Asset protection planning is part of many good estate plans. You can provide asset protection for the inheritance you leave to your spouse so it can’t be taken by a second spouse, bankruptcy, or lawsuit. Here is how to get asset protection and why you would want it.
How to get asset protection for your spouse
Instead of giving your spouse large outright gifts during your lifetime or upon your death, give your gifts in wrapped in the protective layer of a trust. By using this protective language and by having an independent trustee (or a co-trustee with your spouse) serve as trustee, your assets cannot be taken by a predator or incompetent second spouse or a creditor.
The second spouse
A second spouse (aka “Bob, the pool boy” or “Bambi, the Hooters waitress”) may or may not have ill intentions when it comes to the assets you’ve left for your spouse and children. Many intelligent spouses have made poor financial decisions when it comes to a second spouse, losing all of the assets to business failure, divorce, or spendthrift spending.
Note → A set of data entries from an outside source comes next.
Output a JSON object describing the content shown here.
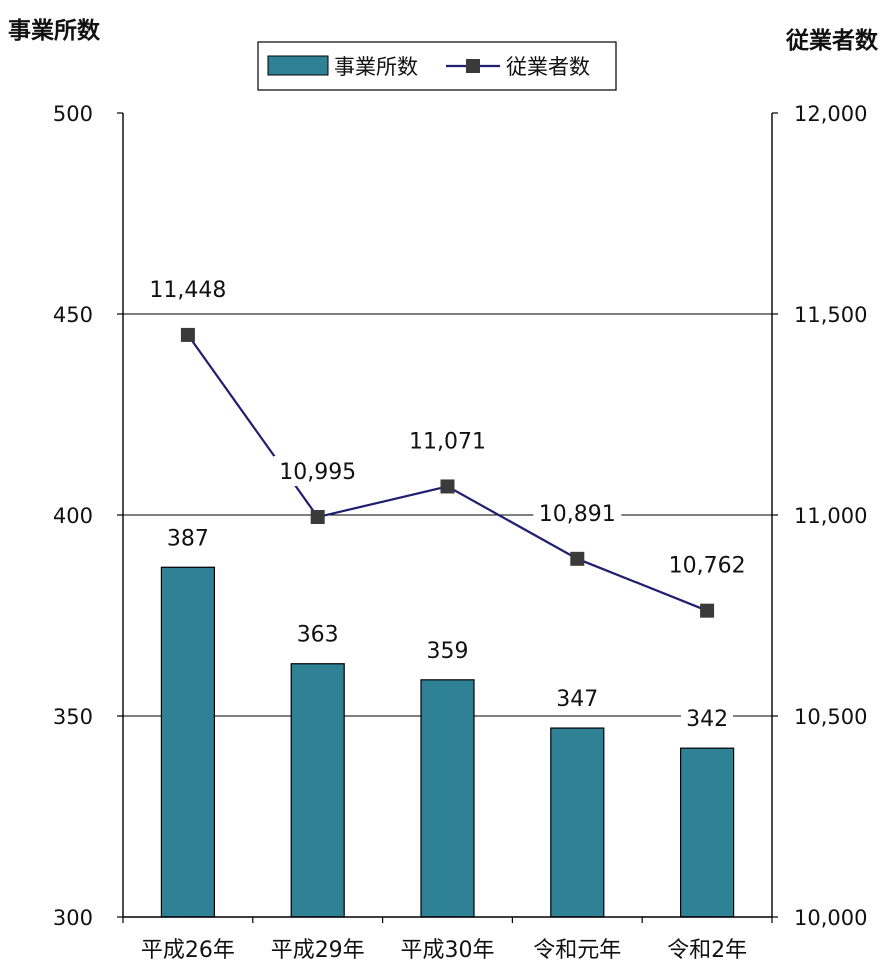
{
  "chart_data": {
    "type": "bar",
    "categories": [
      "平成26年",
      "平成29年",
      "平成30年",
      "令和元年",
      "令和2年"
    ],
    "series": [
      {
        "name": "事業所数",
        "type": "bar",
        "axis": "left",
        "values": [
          387,
          363,
          359,
          347,
          342
        ],
        "labels": [
          "387",
          "363",
          "359",
          "347",
          "342"
        ],
        "color": "#2f8296"
      },
      {
        "name": "従業者数",
        "type": "line",
        "axis": "right",
        "values": [
          11448,
          10995,
          11071,
          10891,
          10762
        ],
        "labels": [
          "11,448",
          "10,995",
          "11,071",
          "10,891",
          "10,762"
        ],
        "color": "#1f1f6e",
        "marker_color": "#3a3a3a"
      }
    ],
    "y_left": {
      "label": "事業所数",
      "ylim": [
        300,
        500
      ],
      "ticks": [
        "300",
        "350",
        "400",
        "450",
        "500"
      ]
    },
    "y_right": {
      "label": "従業者数",
      "ylim": [
        10000,
        12000
      ],
      "ticks": [
        "10,000",
        "10,500",
        "11,000",
        "11,500",
        "12,000"
      ]
    },
    "grid": true,
    "legend_position": "top-center"
  }
}
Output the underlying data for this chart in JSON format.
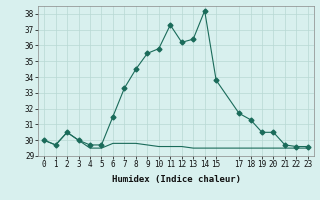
{
  "xlabel": "Humidex (Indice chaleur)",
  "x_main": [
    0,
    1,
    2,
    3,
    4,
    5,
    6,
    7,
    8,
    9,
    10,
    11,
    12,
    13,
    14,
    15,
    17,
    18,
    19,
    20,
    21,
    22,
    23
  ],
  "y_main": [
    30.0,
    29.7,
    30.5,
    30.0,
    29.7,
    29.7,
    31.5,
    33.3,
    34.5,
    35.5,
    35.8,
    37.3,
    36.2,
    36.4,
    38.2,
    33.8,
    31.7,
    31.3,
    30.5,
    30.5,
    29.7,
    29.6,
    29.6
  ],
  "x_flat": [
    0,
    1,
    2,
    3,
    4,
    5,
    6,
    7,
    8,
    9,
    10,
    11,
    12,
    13,
    14,
    15,
    17,
    18,
    19,
    20,
    21,
    22,
    23
  ],
  "y_flat": [
    30.0,
    29.7,
    30.5,
    30.0,
    29.5,
    29.5,
    29.8,
    29.8,
    29.8,
    29.7,
    29.6,
    29.6,
    29.6,
    29.5,
    29.5,
    29.5,
    29.5,
    29.5,
    29.5,
    29.5,
    29.5,
    29.5,
    29.5
  ],
  "line_color": "#1a6b5a",
  "bg_color": "#d8f0ee",
  "grid_color": "#b8d8d4",
  "ylim": [
    29,
    38.5
  ],
  "yticks": [
    29,
    30,
    31,
    32,
    33,
    34,
    35,
    36,
    37,
    38
  ],
  "xticks": [
    0,
    1,
    2,
    3,
    4,
    5,
    6,
    7,
    8,
    9,
    10,
    11,
    12,
    13,
    14,
    15,
    17,
    18,
    19,
    20,
    21,
    22,
    23
  ],
  "tick_fontsize": 5.5,
  "xlabel_fontsize": 6.5
}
Even if all of your assets are not spent, if your spouse puts the assets in joint names with a second spouse (as is common with all married couples) and dies first, all of your assets will go to the second spouse and none of the assets will go to your children. Your children will actually be disinherited, albeit accidently.
Lawsuits
If you give your gift to your spouse in trust, your assets cannot be taken from him or her in a subsequent divorce property distribution, bankruptcy, medical crisis, malpractice law suit, law suit stemming from a car accident, and the like. While most all of your spouse’s individually owned assets can be taken, the assets you give in trust (and that remain in trust) cannot be taken.
If you have questions about asset protection planning and protecting the assets you leave for your spouse, consult with a qualified estate planning attorney.